The TV Room: The Amazing Race Season 27, by David Bax
Since the series began back in 2001, the best seasons of The Amazing Race have always been those with a clear villain. The machinations and ticking clocks that already make the show fun to watch are heightened when unified behind a single, compelling question. Will the bad guys make it through to another leg? While this season’s antagonists don’t hold a candle to the show’s all-time great dastardly pair of former Survivor contestants Rob and Amber (who assumed the scheming villain role knowingly and gleefully), they did offer a twist on the archetype that makes season 27 one of the all-time greats.
Over the previous 26 seasons, the show has changed. The challenges with built-in wait times designed to bunch up the teams, the occasional surprise of a non-elimination leg, the devious U-Turn; these have mostly succeeded in keeping the competition intense and adding excitement (though the purist in me has never come around to the U-Turn and the maliciousness it inspires). The nuances of these additions and the outcomes they create are difficult to predict. There have been a number of contestants in the past who have studied previous seasons to help their own gameplay but none has been so prepared – and with such successful results – as this season’s Justin who, along with his fiancée, Diana, ran the board for episodes at a time and tied the record for most wins in a season.
Hypothetically, Justin should have been our hero, not the bad guy. After all, he’s us, sitting at home, yelling at the people onscreen for not reading their clue properly or boasting that we would have finished a task in half the time. But that’s just what earned him the heel status. When you’re sitting on the couch with close relations or by yourself, there’s little call for humility or tact.

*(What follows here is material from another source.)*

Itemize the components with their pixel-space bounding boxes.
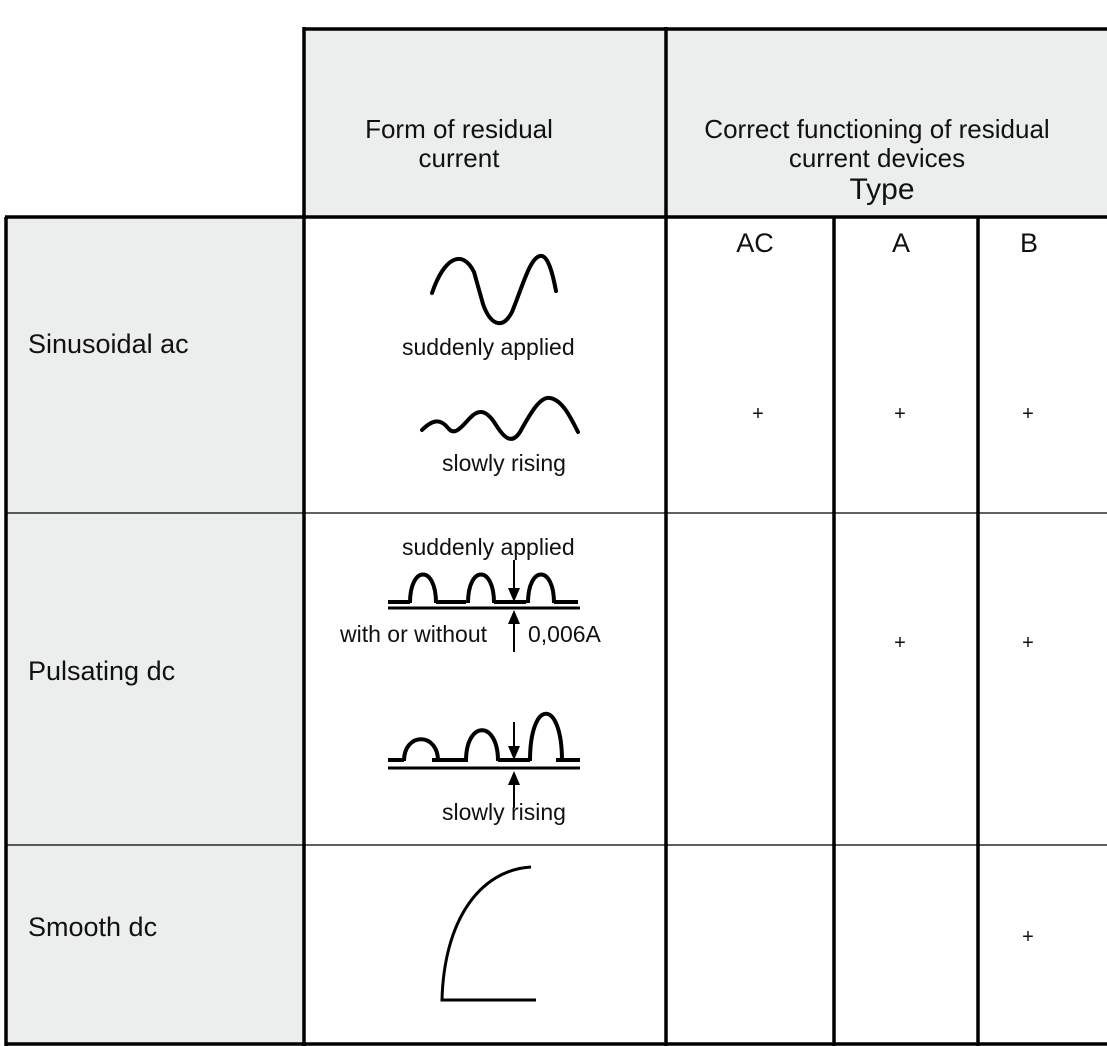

Justin failed to remember to add those ingredients to the mix once surrounded by other people vying for the same million dollar prize as he and Diana were. And so he became one of the most obnoxious Amazing Race players in the show’s history, braggadociously taunting other teams when things were going his way and shamelessly pouting and/or browbeating Diana when they weren’t.
This is not to imply that Justin was the only reason season 27 was so watchable. Yet, to some extent, the other elements that created excitement still stemmed from him and the other teams’ reactions to him. Strategizing has never been as fruitful on The Amazing Race as on Survivor but a good scheme can be great television in the way it falls apart just as much as in the way it works. Tanner and Josh attempted to leverage their Express Pass and the unprecedented alliance of every single team except for Justin and Diana into a manipulation of the Double U-Turn that seemed almost certain to knock the couple out. It seemed Justin had accounted for every twist and turn of the race except for the fact that he would be so hated. The other teams, though, didn’t account for the unpredictability of any given leg, resulting in Tanner and Josh wasting their precious Express Pass and Tiffany and Krista blowing their one chance all season to use the U-Turn. Justin and Diana were essentially unscathed. The rest of the field was bloodied. And it was deliciously thrilling TV.
Of course, we can’t be sure it all played out exactly as we saw it. That’s part of the bargain of reality television. You still have to suspend your disbelief while trying to ignore the fact that you’re doing so. Luckily, The Amazing Race’s editors – the show’s secret weapon since the beginning – make it very easy, even enjoyable, to do so. In the season’s penultimate episode, which will go down as one of the series’ best ever installments, the editing team gave us two teams on the mat, secure in their moving on to the final leg, while a third waited out a penalty and a fourth struggled to complete the final task and then make their way across Macau to the finish line before the penalty expired and one team would be eliminated. We the viewers will never know the actual temporal and geographic specifics of that leg’s final hour but it was expertly cut together to make us believe it was down to the wire.
We may have cursed the results of that particular showdown at first but the truth is, just like with Rob & Amber all those years ago, the seasons with great villains only become great seasons when those villains make it to the end. A final showdown on a Hamptons beach between our hated foes and the unassuming good guys who emerged slowly but steadily from the pack proved that, after 27 go-arounds, The Amazing Race is still capable of producing some of the best drama on television.